President Barack Obama holds a press conference in the James S. Brady Press Briefing Room of the White House, Dec. 19, 2014. (Official White House Photo by Lawrence Jackson)

No President Can Take Credit for the Success (or Failure) of the Oil and Gas Industry

Speaking to students and guests at Texas’ Rice University earlier in the week, former President Barack Obama overflowed with self-congratulatory statements, particularly when it came to his “success” with the oil and gas industry. When the former POTUS took credit for the energy industry’s current boom, he didn’t mince words. 

Neither did the industry when it responded to his baseless claims.

‘That Was Me, People’

Speaking at an event on November 27, former President Barack Obama showed up with a pretty mixed message. Moments after expressing his personal pride for the Paris Accords, Obama turned his focus to appeasing his “oil country” audience.

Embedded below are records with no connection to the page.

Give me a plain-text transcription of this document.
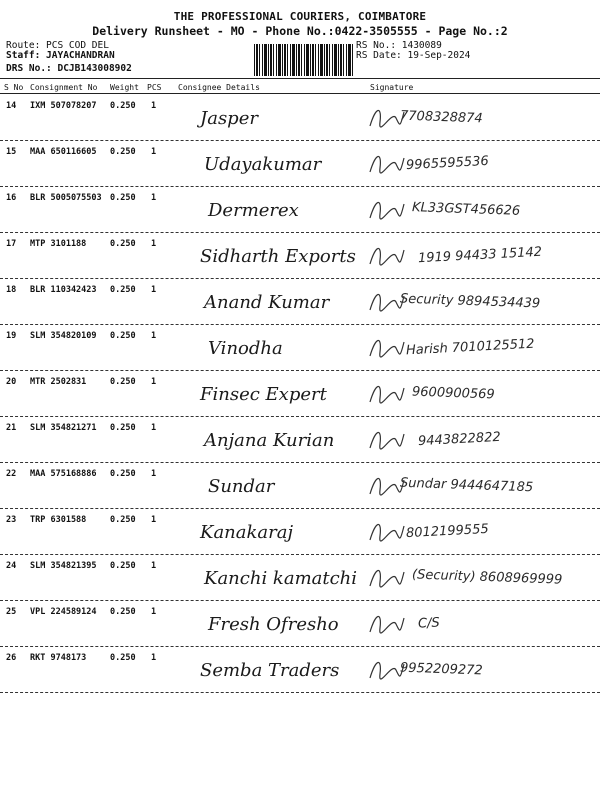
THE PROFESSIONAL COURIERS, COIMBATORE
Delivery Runsheet - MO - Phone No.:0422-3505555 - Page No.:2
Route: PCS COD DEL
Staff: JAYACHANDRAN
DRS No.: DCJB143008902
RS No.: 1430089
RS Date: 19-Sep-2024
S No Consignment No Weight PCS Consignee Details	Signature
14 IXM 507078207 0.250 1
Jasper	7708328874
15 MAA 650116605 0.250 1
Udayakumar	9965595536
16 BLR 5005075503 0.250 1
Dermerex	KL33GST456626
17 MTP 3101188	0.250 1
Sidharth Exports	1919 94433 15142
18 BLR 110342423 0.250 1
Anand Kumar	Security 9894534439
19 SLM 354820109 0.250 1
Vinodha	Harish 7010125512
20 MTR 2502831	0.250 1
Finsec Expert	9600900569
21 SLM 354821271 0.250 1
Anjana Kurian	9443822822
22 MAA 575168886 0.250 1
Sundar	Sundar 9444647185
23 TRP 6301588	0.250 1
Kanakaraj	8012199555
24 SLM 354821395 0.250 1
Kanchi kamatchi	(Security) 8608969999
25 VPL 224589124 0.250 1
Fresh Ofresho	C/S
26 RKT 9748173	0.250 1
Semba Traders	9952209272
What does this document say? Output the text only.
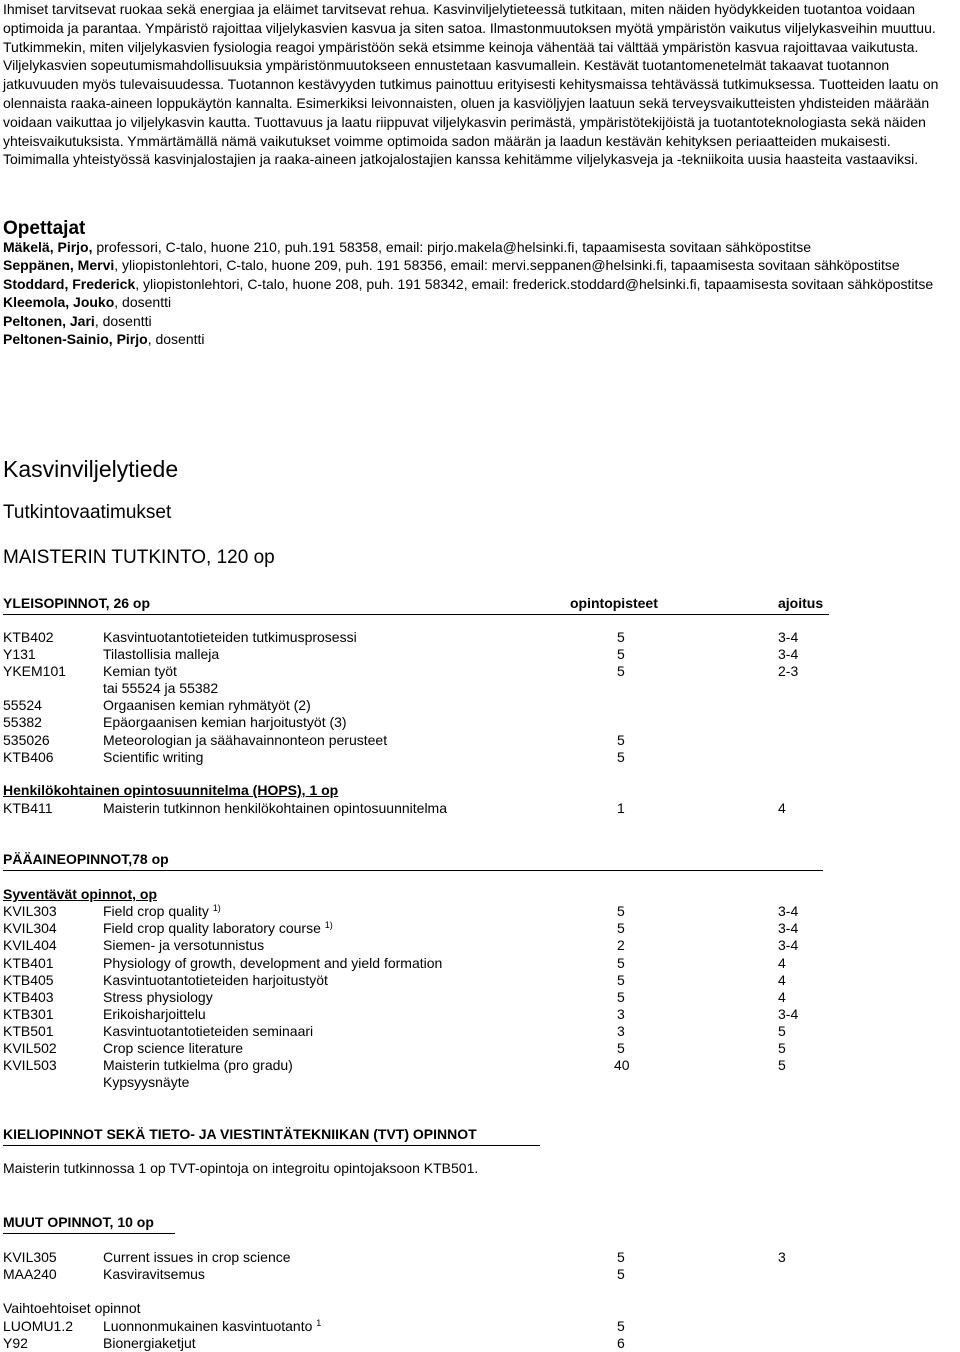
Ihmiset tarvitsevat ruokaa sekä energiaa ja eläimet tarvitsevat rehua. Kasvinviljelytieteessä tutkitaan, miten näiden hyödykkeiden tuotantoa voidaan optimoida ja parantaa. Ympäristö rajoittaa viljelykasvien kasvua ja siten satoa. Ilmastonmuutoksen myötä ympäristön vaikutus viljelykasveihin muuttuu. Tutkimmekin, miten viljelykasvien fysiologia reagoi ympäristöön sekä etsimme keinoja vähentää tai välttää ympäristön kasvua rajoittavaa vaikutusta. Viljelykasvien sopeutumismahdollisuuksia ympäristönmuutokseen ennustetaan kasvumallein. Kestävät tuotantomenetelmät takaavat tuotannon jatkuvuuden myös tulevaisuudessa. Tuotannon kestävyyden tutkimus painottuu erityisesti kehitysmaissa tehtävässä tutkimuksessa. Tuotteiden laatu on olennaista raaka-aineen loppukäytön kannalta. Esimerkiksi leivonnaisten, oluen ja kasviöljyjen laatuun sekä terveysvaikutteisten yhdisteiden määrään voidaan vaikuttaa jo viljelykasvin kautta. Tuottavuus ja laatu riippuvat viljelykasvin perimästä, ympäristötekijöistä ja tuotantoteknologiasta sekä näiden yhteisvaikutuksista. Ymmärtämällä nämä vaikutukset voimme optimoida sadon määrän ja laadun kestävän kehityksen periaatteiden mukaisesti. Toimimalla yhteistyössä kasvinjalostajien ja raaka-aineen jatkojalostajien kanssa kehitämme viljelykasveja ja -tekniikoita uusia haasteita vastaaviksi.

Opettajat

Mäkelä, Pirjo, professori, C-talo, huone 210, puh.191 58358, email: pirjo.makela@helsinki.fi, tapaamisesta sovitaan sähköpostitse

Seppänen, Mervi, yliopistonlehtori, C-talo, huone 209, puh. 191 58356, email: mervi.seppanen@helsinki.fi, tapaamisesta sovitaan sähköpostitse

Stoddard, Frederick, yliopistonlehtori, C-talo, huone 208, puh. 191 58342, email: frederick.stoddard@helsinki.fi, tapaamisesta sovitaan sähköpostitse

Kleemola, Jouko, dosentti

Peltonen, Jari, dosentti

Peltonen-Sainio, Pirjo, dosentti

Kasvinviljelytiede
Tutkintovaatimukset
MAISTERIN TUTKINTO, 120 op
YLEISOPINNOT, 26 op	opintopisteet	ajoitus
KTB402	Kasvintuotantotieteiden tutkimusprosessi	5	3-4
Y131	Tilastollisia malleja	5	3-4
YKEM101	Kemian työt	5	2-3
tai 55524 ja 55382
55524	Orgaanisen kemian ryhmätyöt (2)
55382	Epäorgaanisen kemian harjoitustyöt (3)
535026	Meteorologian ja säähavainnonteon perusteet	5
KTB406	Scientific writing	5
Henkilökohtainen opintosuunnitelma (HOPS), 1 op
KTB411	Maisterin tutkinnon henkilökohtainen opintosuunnitelma	1	4
PÄÄAINEOPINNOT,78 op
Syventävät opinnot, op
KVIL303	Field crop quality $^{1)}$	5	3-4
KVIL304	Field crop quality laboratory course $^{1)}$	5	3-4
KVIL404	Siemen- ja versotunnistus	2	3-4
KTB401	Physiology of growth, development and yield formation	5	4
KTB405	Kasvintuotantotieteiden harjoitustyöt	5	4
KTB403	Stress physiology	5	4
KTB301	Erikoisharjoittelu	3	3-4
KTB501	Kasvintuotantotieteiden seminaari	3	5
KVIL502	Crop science literature	5	5
KVIL503	Maisterin tutkielma (pro gradu)	40	5
Kypsyysnäyte
KIELIOPINNOT SEKÄ TIETO- JA VIESTINTÄTEKNIIKAN (TVT) OPINNOT
Maisterin tutkinnossa 1 op TVT-opintoja on integroitu opintojaksoon KTB501.
MUUT OPINNOT, 10 op
KVIL305	Current issues in crop science	5	3
MAA240	Kasviravitsemus	5
Vaihtoehtoiset opinnot
LUOMU1.2 Luonnonmukainen kasvintuotanto $^1$	5
Y92	Bionergiaketjut	6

“[We] need American energy,” the former President said. “[And] by the way, American energy production, you wouldn’t always know it but it went up every year I was president. That whole, suddenly America’s like the biggest oil producer and the biggest gas — that was me, people.”

No, no it really wasn’t, Mr. President.

Loving and Hating the Oil and Gas Industry Has Nothing to Do With It

The numbers agree with Obama. Between 2008 and 2016, oil production saw an astronomical increase. Meanwhile, during the eight-year run of Obama’s predecessor, George W. Bush, oil production spiraled consistently downward.

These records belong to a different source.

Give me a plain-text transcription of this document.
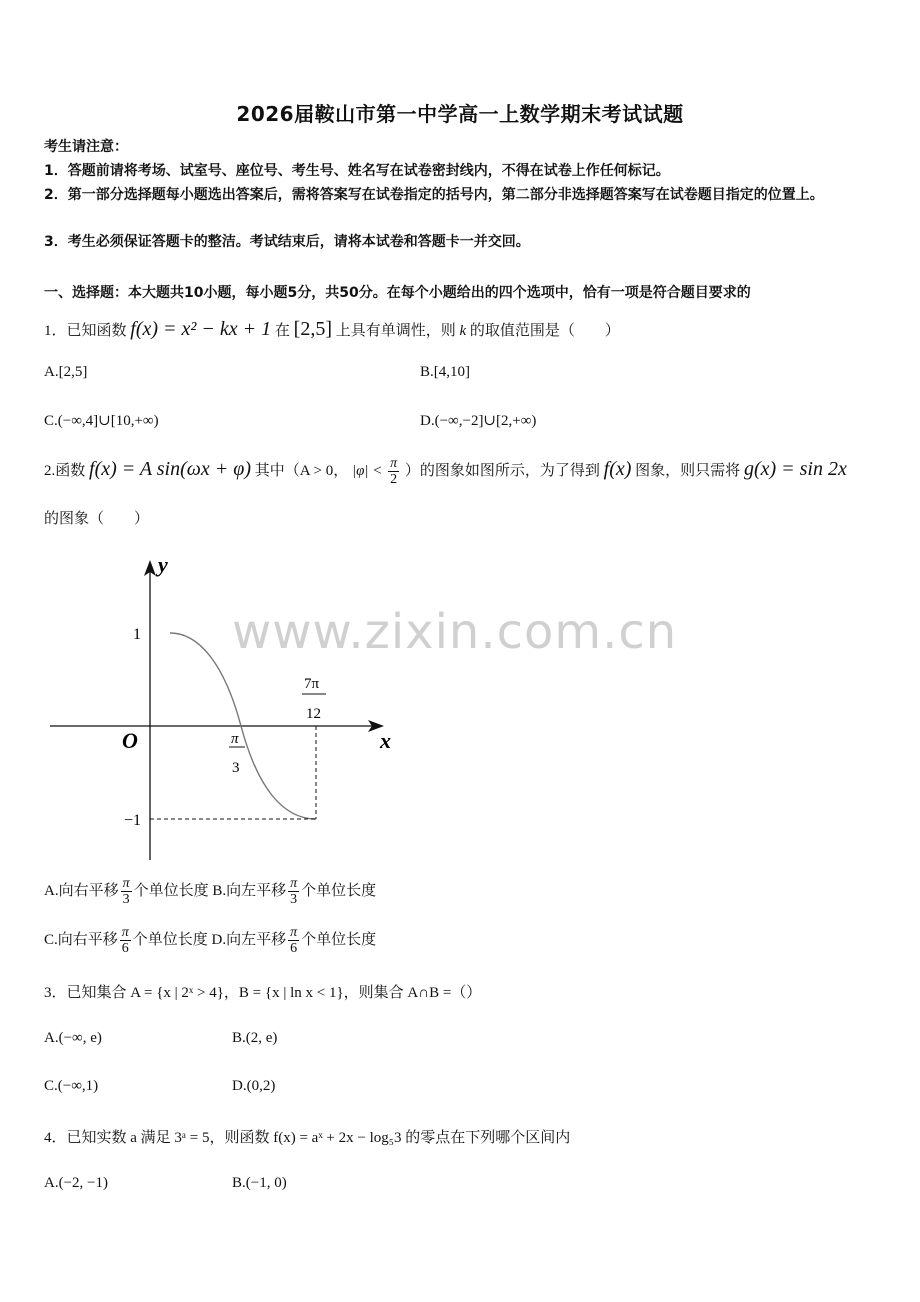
2026届鞍山市第一中学高一上数学期末考试试题
考生请注意：
1．答题前请将考场、试室号、座位号、考生号、姓名写在试卷密封线内，不得在试卷上作任何标记。
2．第一部分选择题每小题选出答案后，需将答案写在试卷指定的括号内，第二部分非选择题答案写在试卷题目指定的位置上。
3．考生必须保证答题卡的整洁。考试结束后，请将本试卷和答题卡一并交回。
一、选择题：本大题共10小题，每小题5分，共50分。在每个小题给出的四个选项中，恰有一项是符合题目要求的
1．已知函数 f(x) = x² − kx + 1 在 [2,5] 上具有单调性，则 k 的取值范围是（　　）
A.[2,5]	B.[4,10]
C.(−∞,4]∪[10,+∞)	D.(−∞,−2]∪[2,+∞)
2.函数 f(x) = A sin(ωx + φ) 其中（A > 0， $|\varphi| < \frac{\pi}{2}$ ）的图象如图所示，为了得到 f(x) 图象，则只需将 g(x) = sin 2x
的图象（　　）
y
x
O
1
−1
π
3
7π
12
www.zixin.com.cn
A.向右平移 $\frac{\pi}{3}$ 个单位长度 B.向左平移 $\frac{\pi}{3}$ 个单位长度
C.向右平移 $\frac{\pi}{6}$ 个单位长度 D.向左平移 $\frac{\pi}{6}$ 个单位长度
3．已知集合 A = {x | 2ˣ > 4}，B = {x | ln x < 1}，则集合 A∩B =（）
A.(−∞, e)	B.(2, e)
C.(−∞,1)	D.(0,2)
4．已知实数 a 满足 3ᵃ = 5，则函数 f(x) = aˣ + 2x − log₅3 的零点在下列哪个区间内
A.(−2, −1)	B.(−1, 0)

On paper, you could argue that Bush was working to crush oil and gas while Obama became a friend to oil workers everywhere. Of course, that argument would only work on someone who’s been in a coma since 1998. 

Anyone even moderately tapped into the world around them knows that the opposite is true. Like Donald Trump, George W. Bush was a huge supporter of the domestic oil and gas industry while the Obama administration appeared eager to curtail the industry’s growth at every turn. 

The truth is, folks, there’s only so much that even the high and mighty White House can do to predict or control the ebb and flow of the world’s energy needs.

Nobody Can Claim Credit for the World’s Appetite

Obama is far from the first politician to claim credit for something technically outside his control. Pretty much every POTUS since FDR has happily taken credit for stuff they didn’t have anything to do with. That’s doubly true for the oil and gas industry.

When it comes right down to it, the energy industry is a global organism. It runs on the needs of people in every nation, not just the US. Political administrations can use policy to make operations more or less complicated, but at the end of the day, individual politicians lack the power to well and truly cripple (or bolster) the domestic energy industry.

Certainly, it’s nice to have an administration that supports oil and gas development, but the last decade has proved that at the end of the day, the domestic oil and gas industry will adapt as it must in order to slake the world’s seemingly unquenchable thirst for energy.